Herrera, a Grammy Award winner who will be playing in front of a live, festival audience for the first time since contracting COVID in March 2020, said he and his wife, Aurora, appreciate what the Wrights have done for their community. While he has played in venues all over the world, Herrera said he's drawn to the audience connection that festivals provide.

"I have always liked supporting this type of community event," he said, adding that he performed solo during last year's online festival. "It's important for me to get in touch with the audience and the community. And [the Wrights] work hard. They deserve support."

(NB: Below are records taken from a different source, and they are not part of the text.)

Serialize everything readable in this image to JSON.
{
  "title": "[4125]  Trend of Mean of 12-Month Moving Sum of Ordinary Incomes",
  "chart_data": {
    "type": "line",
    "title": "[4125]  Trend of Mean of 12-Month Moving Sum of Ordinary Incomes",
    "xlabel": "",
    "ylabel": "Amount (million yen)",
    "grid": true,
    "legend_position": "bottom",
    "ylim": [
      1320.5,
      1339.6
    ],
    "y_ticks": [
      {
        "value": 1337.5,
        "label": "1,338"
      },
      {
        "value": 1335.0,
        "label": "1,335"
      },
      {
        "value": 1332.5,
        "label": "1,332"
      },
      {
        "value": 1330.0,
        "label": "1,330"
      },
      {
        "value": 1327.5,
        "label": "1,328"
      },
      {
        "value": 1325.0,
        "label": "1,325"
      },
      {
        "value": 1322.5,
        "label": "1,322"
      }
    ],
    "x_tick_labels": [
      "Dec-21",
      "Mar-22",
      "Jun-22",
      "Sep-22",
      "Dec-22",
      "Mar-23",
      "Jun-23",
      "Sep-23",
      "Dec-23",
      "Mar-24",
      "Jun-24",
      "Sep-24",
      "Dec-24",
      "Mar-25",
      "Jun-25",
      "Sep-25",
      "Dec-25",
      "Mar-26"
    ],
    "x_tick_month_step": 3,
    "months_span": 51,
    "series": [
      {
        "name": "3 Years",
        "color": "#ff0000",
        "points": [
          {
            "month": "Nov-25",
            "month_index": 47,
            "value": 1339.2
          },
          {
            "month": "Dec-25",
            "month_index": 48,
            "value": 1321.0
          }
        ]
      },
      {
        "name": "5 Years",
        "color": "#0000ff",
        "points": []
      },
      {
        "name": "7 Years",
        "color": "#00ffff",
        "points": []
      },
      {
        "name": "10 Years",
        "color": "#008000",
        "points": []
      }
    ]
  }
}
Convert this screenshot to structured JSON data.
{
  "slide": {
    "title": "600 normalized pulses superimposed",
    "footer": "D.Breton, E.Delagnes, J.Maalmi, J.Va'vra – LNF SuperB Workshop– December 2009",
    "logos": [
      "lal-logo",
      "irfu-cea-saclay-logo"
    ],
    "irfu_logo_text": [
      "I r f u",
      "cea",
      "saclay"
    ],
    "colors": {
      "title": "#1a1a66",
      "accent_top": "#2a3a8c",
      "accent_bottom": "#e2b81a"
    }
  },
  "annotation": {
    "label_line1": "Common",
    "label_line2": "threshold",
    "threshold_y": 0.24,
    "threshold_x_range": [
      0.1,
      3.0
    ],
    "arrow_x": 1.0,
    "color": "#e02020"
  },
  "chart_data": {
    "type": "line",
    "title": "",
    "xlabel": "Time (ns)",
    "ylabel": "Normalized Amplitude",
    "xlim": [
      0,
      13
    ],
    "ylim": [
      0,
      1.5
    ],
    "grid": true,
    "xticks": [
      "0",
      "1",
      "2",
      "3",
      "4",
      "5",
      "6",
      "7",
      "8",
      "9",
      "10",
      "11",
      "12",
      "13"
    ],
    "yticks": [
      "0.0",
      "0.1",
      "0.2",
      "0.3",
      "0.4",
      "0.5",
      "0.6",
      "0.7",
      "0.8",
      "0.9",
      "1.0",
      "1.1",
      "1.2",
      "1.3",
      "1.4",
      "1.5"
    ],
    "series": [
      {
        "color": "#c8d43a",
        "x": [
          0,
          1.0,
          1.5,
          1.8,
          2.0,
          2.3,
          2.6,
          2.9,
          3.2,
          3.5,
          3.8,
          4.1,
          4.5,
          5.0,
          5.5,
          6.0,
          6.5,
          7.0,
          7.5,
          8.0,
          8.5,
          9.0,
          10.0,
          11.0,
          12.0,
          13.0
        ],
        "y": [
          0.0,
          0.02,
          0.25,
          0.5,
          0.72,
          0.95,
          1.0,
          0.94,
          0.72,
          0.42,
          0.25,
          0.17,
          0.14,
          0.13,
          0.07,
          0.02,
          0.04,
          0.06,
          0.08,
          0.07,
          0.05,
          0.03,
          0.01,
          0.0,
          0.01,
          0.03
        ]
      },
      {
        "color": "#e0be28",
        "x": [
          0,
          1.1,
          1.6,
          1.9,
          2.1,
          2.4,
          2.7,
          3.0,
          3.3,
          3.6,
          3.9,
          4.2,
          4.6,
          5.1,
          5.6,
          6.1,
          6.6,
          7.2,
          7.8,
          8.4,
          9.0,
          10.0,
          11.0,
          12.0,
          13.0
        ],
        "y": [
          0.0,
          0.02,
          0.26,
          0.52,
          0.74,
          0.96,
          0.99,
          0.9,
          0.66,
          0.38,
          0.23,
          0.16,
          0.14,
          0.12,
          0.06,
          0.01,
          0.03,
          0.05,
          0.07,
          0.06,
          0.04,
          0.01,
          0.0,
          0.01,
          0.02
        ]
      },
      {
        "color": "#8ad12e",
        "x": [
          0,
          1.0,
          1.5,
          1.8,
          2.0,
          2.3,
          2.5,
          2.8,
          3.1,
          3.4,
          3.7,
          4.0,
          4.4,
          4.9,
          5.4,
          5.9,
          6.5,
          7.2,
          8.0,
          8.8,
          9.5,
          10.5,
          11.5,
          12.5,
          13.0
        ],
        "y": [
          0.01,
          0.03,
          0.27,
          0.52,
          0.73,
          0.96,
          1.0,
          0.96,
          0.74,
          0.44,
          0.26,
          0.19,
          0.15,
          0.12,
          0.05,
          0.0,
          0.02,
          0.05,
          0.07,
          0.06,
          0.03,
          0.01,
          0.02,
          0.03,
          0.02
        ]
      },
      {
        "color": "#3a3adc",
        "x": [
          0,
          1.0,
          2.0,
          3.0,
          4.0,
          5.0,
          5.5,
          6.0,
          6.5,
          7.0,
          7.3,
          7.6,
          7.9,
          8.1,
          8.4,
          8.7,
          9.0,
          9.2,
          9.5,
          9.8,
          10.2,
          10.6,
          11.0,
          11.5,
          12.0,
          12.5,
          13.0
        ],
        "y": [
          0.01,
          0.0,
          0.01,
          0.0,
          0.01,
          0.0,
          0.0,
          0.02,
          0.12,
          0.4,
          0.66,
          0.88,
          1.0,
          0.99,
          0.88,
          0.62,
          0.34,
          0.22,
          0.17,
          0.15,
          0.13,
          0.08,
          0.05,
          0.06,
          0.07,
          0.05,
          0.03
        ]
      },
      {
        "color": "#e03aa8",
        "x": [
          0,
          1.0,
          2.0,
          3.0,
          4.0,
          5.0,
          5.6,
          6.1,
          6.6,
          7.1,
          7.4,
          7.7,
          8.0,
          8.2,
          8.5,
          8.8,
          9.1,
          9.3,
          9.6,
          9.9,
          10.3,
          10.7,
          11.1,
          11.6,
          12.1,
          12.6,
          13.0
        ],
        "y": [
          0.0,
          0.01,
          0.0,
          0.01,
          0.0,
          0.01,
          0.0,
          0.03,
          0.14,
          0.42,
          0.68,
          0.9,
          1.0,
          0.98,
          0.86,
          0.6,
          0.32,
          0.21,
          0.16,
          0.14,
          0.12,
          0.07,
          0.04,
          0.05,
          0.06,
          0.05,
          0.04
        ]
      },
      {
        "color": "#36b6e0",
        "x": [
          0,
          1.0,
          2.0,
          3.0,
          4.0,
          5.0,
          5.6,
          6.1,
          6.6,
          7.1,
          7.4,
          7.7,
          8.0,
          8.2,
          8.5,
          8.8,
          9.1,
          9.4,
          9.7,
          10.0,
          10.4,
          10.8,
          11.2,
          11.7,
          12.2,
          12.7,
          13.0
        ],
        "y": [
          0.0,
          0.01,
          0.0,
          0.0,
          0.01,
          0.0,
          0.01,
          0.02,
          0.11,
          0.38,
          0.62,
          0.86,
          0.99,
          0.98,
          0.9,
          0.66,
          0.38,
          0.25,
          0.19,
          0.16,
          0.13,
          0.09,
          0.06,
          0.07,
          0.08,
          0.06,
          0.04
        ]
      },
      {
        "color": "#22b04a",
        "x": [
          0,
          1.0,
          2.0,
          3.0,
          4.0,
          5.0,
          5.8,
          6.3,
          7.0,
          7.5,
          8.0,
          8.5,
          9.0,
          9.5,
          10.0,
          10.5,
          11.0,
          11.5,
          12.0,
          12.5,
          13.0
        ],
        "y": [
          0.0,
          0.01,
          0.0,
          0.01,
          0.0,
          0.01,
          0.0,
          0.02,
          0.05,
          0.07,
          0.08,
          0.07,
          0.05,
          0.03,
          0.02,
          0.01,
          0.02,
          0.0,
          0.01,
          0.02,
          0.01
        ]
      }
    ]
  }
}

Wright said organizing the festival has become increasingly time-consuming and, frankly, less fun over the past few years. Security costs are rising. Recruiting sponsors, time-consuming. And while he hints at a willingness to let others take up some of the heavy lifting, he doesn't seem quite ready to hand it all off just yet.

He's even thinking of ways to expand.

"What I'd like to see is other Selby Avenue businesses do something musically, maybe on their own stage, maybe with different genres," Wright said. "Next year, God willing if we do it for one more year, I'm going to really push that. After all, it's about inclusivity."